Andreessen Horowitz is once again expanding its involvement in the crypto scene. The Silicon Valley VC firm is launching a free startup school for cryptocurrency and blockchain entrepreneurs.
The company announced the launch of the ‘a16z Crypto Startup School’ via a statement published on its website. According to the blog post, the program will be a seven-week course that will commence in February 2020.
The maiden edition of the course program will be a free, in-person series of lectures that will be held in Menlo Park California, catering to an estimated 40 crypto and blockchain entrepreneurs. Afterward, the company plans to make the course materials available for free download on the internet.
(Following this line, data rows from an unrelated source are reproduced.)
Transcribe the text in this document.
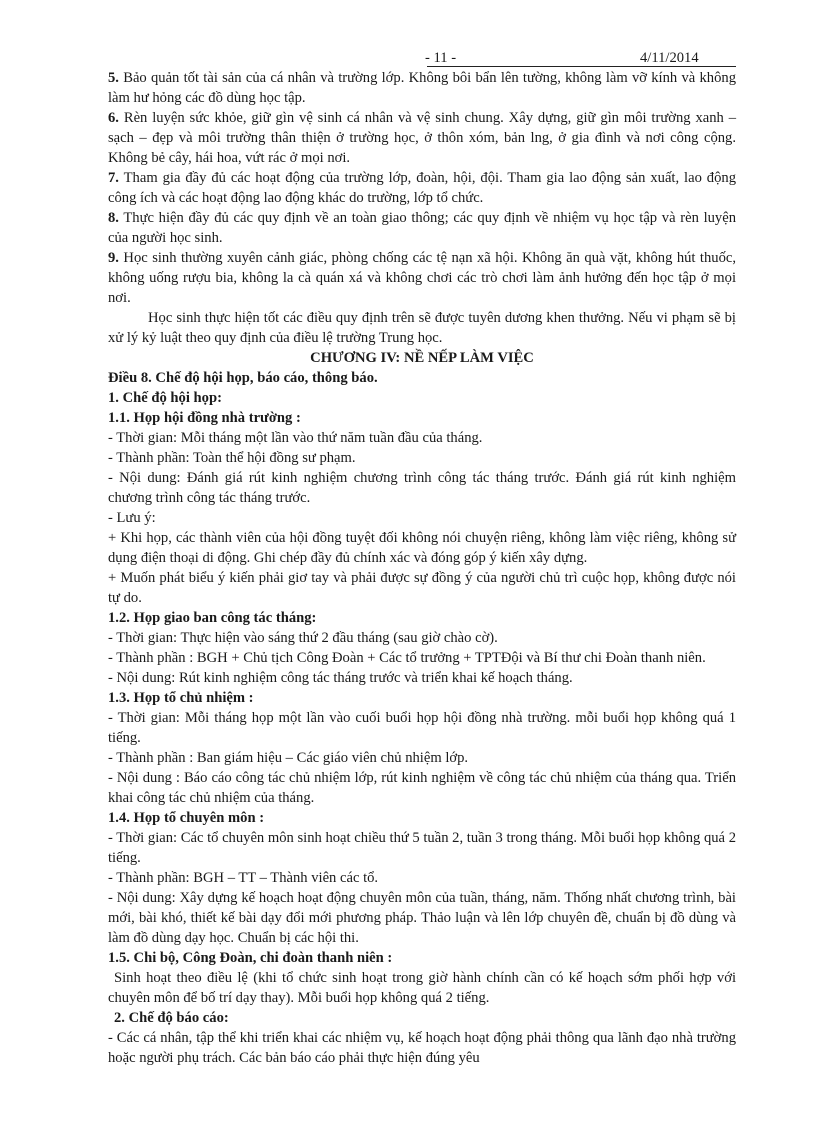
- 11 -	4/11/2014

5. Bảo quản tốt tài sản của cá nhân và trường lớp. Không bôi bẩn lên tường, không làm vỡ kính và không làm hư hỏng các đồ dùng học tập.

6. Rèn luyện sức khỏe, giữ gìn vệ sinh cá nhân và vệ sinh chung. Xây dựng, giữ gìn môi trường xanh – sạch – đẹp và môi trường thân thiện ở trường học, ở thôn xóm, bản lng, ở gia đình và nơi công cộng. Không bẻ cây, hái hoa, vứt rác ở mọi nơi.

7. Tham gia đầy đủ các hoạt động của trường lớp, đoàn, hội, đội. Tham gia lao động sản xuất, lao động công ích và các hoạt động lao động khác do trường, lớp tổ chức.

8. Thực hiện đầy đủ các quy định về an toàn giao thông; các quy định về nhiệm vụ học tập và rèn luyện của người học sinh.

9. Học sinh thường xuyên cảnh giác, phòng chống các tệ nạn xã hội. Không ăn quà vặt, không hút thuốc, không uống rượu bia, không la cà quán xá và không chơi các trò chơi làm ảnh hưởng đến học tập ở mọi nơi.

Học sinh thực hiện tốt các điều quy định trên sẽ được tuyên dương khen thưởng. Nếu vi phạm sẽ bị xử lý kỷ luật theo quy định của điều lệ trường Trung học.

CHƯƠNG IV: NỀ NẾP LÀM VIỆC

Điều 8. Chế độ hội họp, báo cáo, thông báo.

1. Chế độ hội họp:

1.1. Họp hội đồng nhà trường :

- Thời gian: Mỗi tháng một lần vào thứ năm tuần đầu của tháng.

- Thành phần: Toàn thể hội đồng sư phạm.

- Nội dung: Đánh giá rút kinh nghiệm chương trình công tác tháng trước. Đánh giá rút kinh nghiệm chương trình công tác tháng trước.

- Lưu ý:

+ Khi họp, các thành viên của hội đồng tuyệt đối không nói chuyện riêng, không làm việc riêng, không sử dụng điện thoại di động. Ghi chép đầy đủ chính xác và đóng góp ý kiến xây dựng.

+ Muốn phát biểu ý kiến phải giơ tay và phải được sự đồng ý của người chủ trì cuộc họp, không được nói tự do.

1.2. Họp giao ban công tác tháng:

- Thời gian: Thực hiện vào sáng thứ 2 đầu tháng (sau giờ chào cờ).

- Thành phần : BGH + Chủ tịch Công Đoàn + Các tổ trưởng + TPTĐội và Bí thư chi Đoàn thanh niên.

- Nội dung: Rút kinh nghiệm công tác tháng trước và triển khai kế hoạch tháng.

1.3. Họp tổ chủ nhiệm :

- Thời gian: Mỗi tháng họp một lần vào cuối buổi họp hội đồng nhà trường. mỗi buổi họp không quá 1 tiếng.

- Thành phần : Ban giám hiệu – Các giáo viên chủ nhiệm lớp.

- Nội dung : Báo cáo công tác chủ nhiệm lớp, rút kinh nghiệm về công tác chủ nhiệm của tháng qua. Triển khai công tác chủ nhiệm của tháng.

1.4. Họp tổ chuyên môn :

- Thời gian: Các tổ chuyên môn sinh hoạt chiều thứ 5 tuần 2, tuần 3 trong tháng. Mỗi buổi họp không quá 2 tiếng.

- Thành phần: BGH – TT – Thành viên các tổ.

- Nội dung: Xây dựng kế hoạch hoạt động chuyên môn của tuần, tháng, năm. Thống nhất chương trình, bài mới, bài khó, thiết kế bài dạy đổi mới phương pháp. Thảo luận và lên lớp chuyên đề, chuẩn bị đồ dùng và làm đồ dùng dạy học. Chuẩn bị các hội thi.

1.5. Chi bộ, Công Đoàn, chi đoàn thanh niên :

Sinh hoạt theo điều lệ (khi tổ chức sinh hoạt trong giờ hành chính cần có kế hoạch sớm phối hợp với chuyên môn để bố trí dạy thay). Mỗi buổi họp không quá 2 tiếng.

2. Chế độ báo cáo:

- Các cá nhân, tập thể khi triển khai các nhiệm vụ, kế hoạch hoạt động phải thông qua lãnh đạo nhà trường hoặc người phụ trách. Các bản báo cáo phải thực hiện đúng yêu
Speaking to CNBC, Chris Dixon, general partner at the a16z crypto fund remarked that course participants will not have to give up any equity in their projects to take part in the program. According to Dixon:
Our general view is if we build goodwill, people will want to come to work with us — so it’s in that spirit. If they do go start a company, we hope we’ll be one of their first phone calls but there’s no requirement for that.
Andreessen Horowitz has been one of the more visible Silicon Valley VC investor in the crypto and blockchain arena. Back in 2018, the company rolled out a $300 million crypto fund to support startups in the industry and has backed no less than 19 companies in the process.
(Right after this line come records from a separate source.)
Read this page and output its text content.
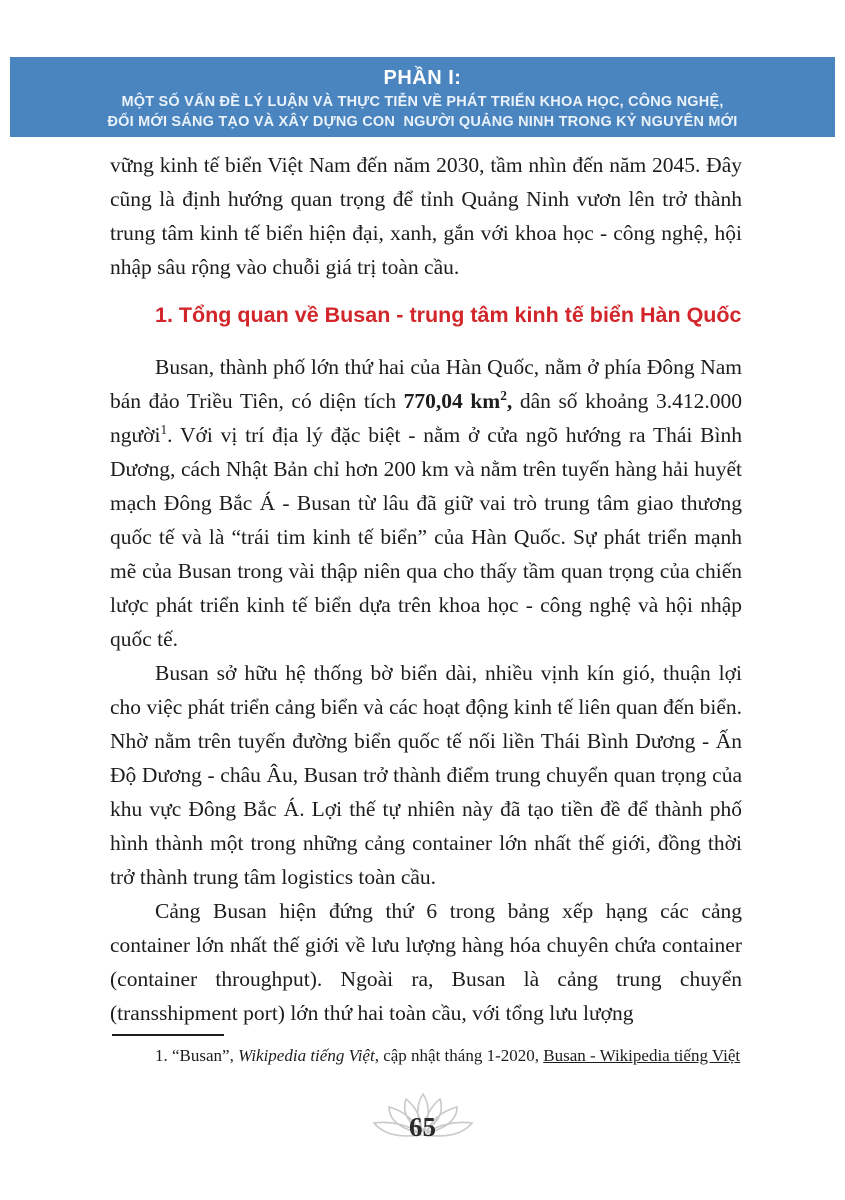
PHẦN I:
MỘT SỐ VẤN ĐỀ LÝ LUẬN VÀ THỰC TIỄN VỀ PHÁT TRIỂN KHOA HỌC, CÔNG NGHỆ,
ĐỔI MỚI SÁNG TẠO VÀ XÂY DỰNG CON  NGƯỜI QUẢNG NINH TRONG KỶ NGUYÊN MỚI

vững kinh tế biển Việt Nam đến năm 2030, tầm nhìn đến năm 2045. Đây cũng là định hướng quan trọng để tỉnh Quảng Ninh vươn lên trở thành trung tâm kinh tế biển hiện đại, xanh, gắn với khoa học - công nghệ, hội nhập sâu rộng vào chuỗi giá trị toàn cầu.

1. Tổng quan về Busan - trung tâm kinh tế biển Hàn Quốc

Busan, thành phố lớn thứ hai của Hàn Quốc, nằm ở phía Đông Nam bán đảo Triều Tiên, có diện tích 770,04 $km^2$, dân số khoảng 3.412.000 người$^1$. Với vị trí địa lý đặc biệt - nằm ở cửa ngõ hướng ra Thái Bình Dương, cách Nhật Bản chỉ hơn 200 km và nằm trên tuyến hàng hải huyết mạch Đông Bắc Á - Busan từ lâu đã giữ vai trò trung tâm giao thương quốc tế và là “trái tim kinh tế biển” của Hàn Quốc. Sự phát triển mạnh mẽ của Busan trong vài thập niên qua cho thấy tầm quan trọng của chiến lược phát triển kinh tế biển dựa trên khoa học - công nghệ và hội nhập quốc tế.

Busan sở hữu hệ thống bờ biển dài, nhiều vịnh kín gió, thuận lợi cho việc phát triển cảng biển và các hoạt động kinh tế liên quan đến biển. Nhờ nằm trên tuyến đường biển quốc tế nối liền Thái Bình Dương - Ấn Độ Dương - châu Âu, Busan trở thành điểm trung chuyển quan trọng của khu vực Đông Bắc Á. Lợi thế tự nhiên này đã tạo tiền đề để thành phố hình thành một trong những cảng container lớn nhất thế giới, đồng thời trở thành trung tâm logistics toàn cầu.

Cảng Busan hiện đứng thứ 6 trong bảng xếp hạng các cảng container lớn nhất thế giới về lưu lượng hàng hóa chuyên chứa container (container throughput). Ngoài ra, Busan là cảng trung chuyển (transshipment port) lớn thứ hai toàn cầu, với tổng lưu lượng

1. “Busan”, Wikipedia tiếng Việt, cập nhật tháng 1-2020, Busan - Wikipedia tiếng Việt

65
The company has even been at the forefront of trying to lobby decisionmakers in Washington to enact more favorable laws for the crypto space. Andreessen Horowitz is also one of the early backers of the Libra Association.
Concerning Libra, Dixon opined that the proposed digital payments project will eventually smoothen the current regulatory wrinkles. The a16z executive admitted the challenging nature of the regulatory hurdles but expressed optimism that all parties will soon come to a middle ground.
As previously reported by Bitcoinist, China’s former central bank head declared that Libra would be better received if it was under the custody of the International Monetary Fund (IMF).